Though Gamecock fans will be doing some scoreboard watching and praying for Kentucky to pull off a miracle upset against Georgia, Spurrier says his guys are focused on playing the Citadel.

"We don't talk about (Kentucky/Georgia) much," Spurrier said. "Really didn't talk about Georgia-Auburn that much either. I did mention I had a good feeling, but my feeling was wrong, that's for sure. But what was I supposed to say, I had a bad feeling? You've got to go under the assumption that something good is going to happen. It didn't work out, but nah, we won't worry about that game."

Return to Fun-N-Gun

Steve Spurrier will be remembered as the coach that re-revolutionized offense in the SEC. After long being known as a "three yards and a cloud of dust" league, Spurrier game in with his air attack and changed the way football is played in the South.

Seven years into his tenure at South Carolina and the Gamecocks are a running team. Carolina is averaging 20 more rushing yards more per game than passing yards and 160 more rushing attempts than pass attempts. Spurrier does not want things to stay that way.

"I hope not," Spurrier said. "I hope this is not going to be our style of offense. When I watch the tape, up the middle, up the middle for one yard, two yards and stuff like that. I don't like watching it, either, to tell you the truth. But on the upside, I know we all like winning better than we like guys getting sacked, throwing interceptions and things like that. So we're just not real good at throwing yet. But really, even last year, our big wins, we didn't throw 35, 40 times. We'd throw about 20, 22, something like that.
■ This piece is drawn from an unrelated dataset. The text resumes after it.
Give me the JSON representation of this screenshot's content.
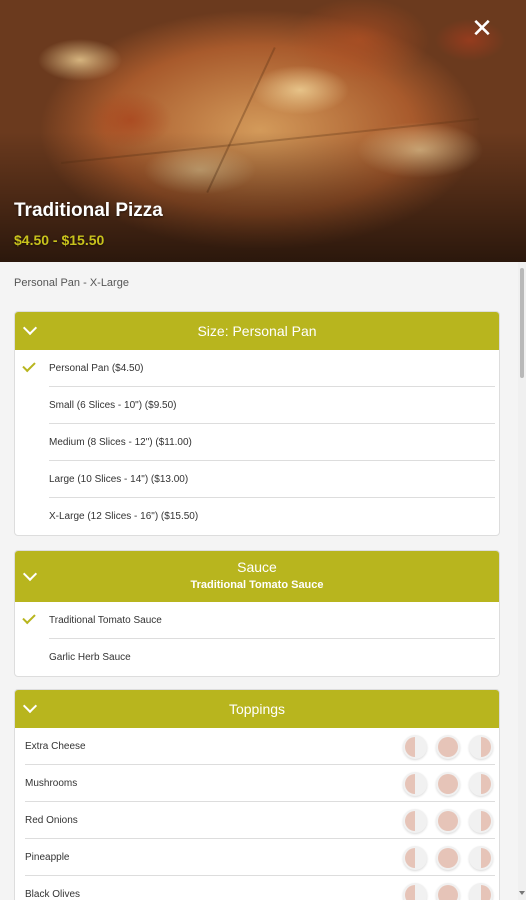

This has been, really, our style the last couple of (years)."

Holloman Should Play

After sitting out last week's game against Florida after suffering a concussion the week before against Arkansas, safety DeVonte Holloman should return to the field this week.

"Yeah, we think so," Spurrier said. "We think his concussion has healed up. He will still go through some of the tests the trainers give him. We think he's going to be OK."

Lattimore Update

After suffering an ACL injury a month ago against Mississippi State, running back Marcus Lattimore is set to have surgery on the knee this week. Despite the long wait, Spurrier says there has been no delay for the surgery and everything is still on schedule.
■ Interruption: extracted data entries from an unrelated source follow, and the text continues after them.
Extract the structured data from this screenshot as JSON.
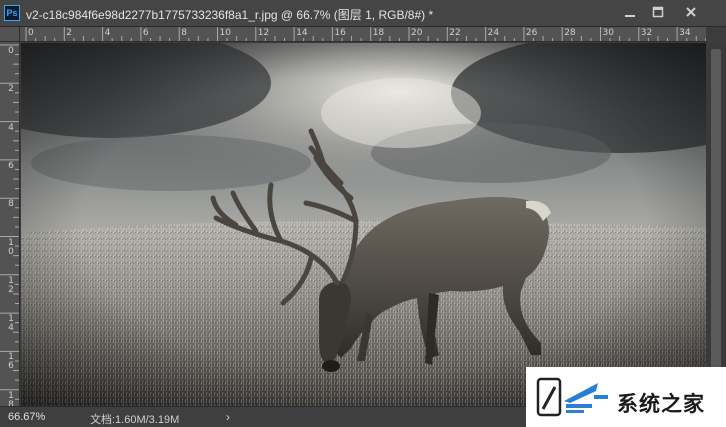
{
  "window": {
    "app_badge": "Ps",
    "title": "v2-c18c984f6e98d2277b1775733236f8a1_r.jpg @ 66.7% (图层 1, RGB/8#) *"
  },
  "rulers": {
    "top_labels": [
      "0",
      "2",
      "4",
      "6",
      "8",
      "10",
      "12",
      "14",
      "16",
      "18",
      "20",
      "22",
      "24",
      "26",
      "28",
      "30",
      "32",
      "34"
    ],
    "left_labels": [
      "0",
      "2",
      "4",
      "6",
      "8",
      "10",
      "12",
      "14",
      "16",
      "18"
    ]
  },
  "status": {
    "zoom": "66.67%",
    "doc_size": "文档:1.60M/3.19M",
    "arrow": "›"
  },
  "watermark": {
    "text": "系统之家"
  },
  "colors": {
    "ps_blue": "#31a8ff",
    "panel": "#454545",
    "ruler": "#535353",
    "watermark_blue": "#2a7fd4"
  }
}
"There hasn't been a delay," Spurrier said. "That's the way they do it now a days. They try to get the knee completely calmed down, get all the swelling out, and they're able to, I guess, isolate the ligament to repair it and so forth. I believe it's going to be this week some time. I believe it is the latter part of this week."

Spurrier says that Lattimore, who spoke publicly Tuesday for the first time since suffering the injury, is just ready to get it over with.

"He's been pretty good," Spurrier said. "I saw him walking around yesterday, He is off his crutches. He can walk without the crutches now. He's looking forward to getting it over with and start rehab. We all know he will work extremely hard, as hard as any player, to get it back 100 percent and ready to go. And we feel confident we've got one of the best orthopedic surgeons in the country, Jeff Guy. So he's ready to get it done and start rehabbing the next day or so afterward."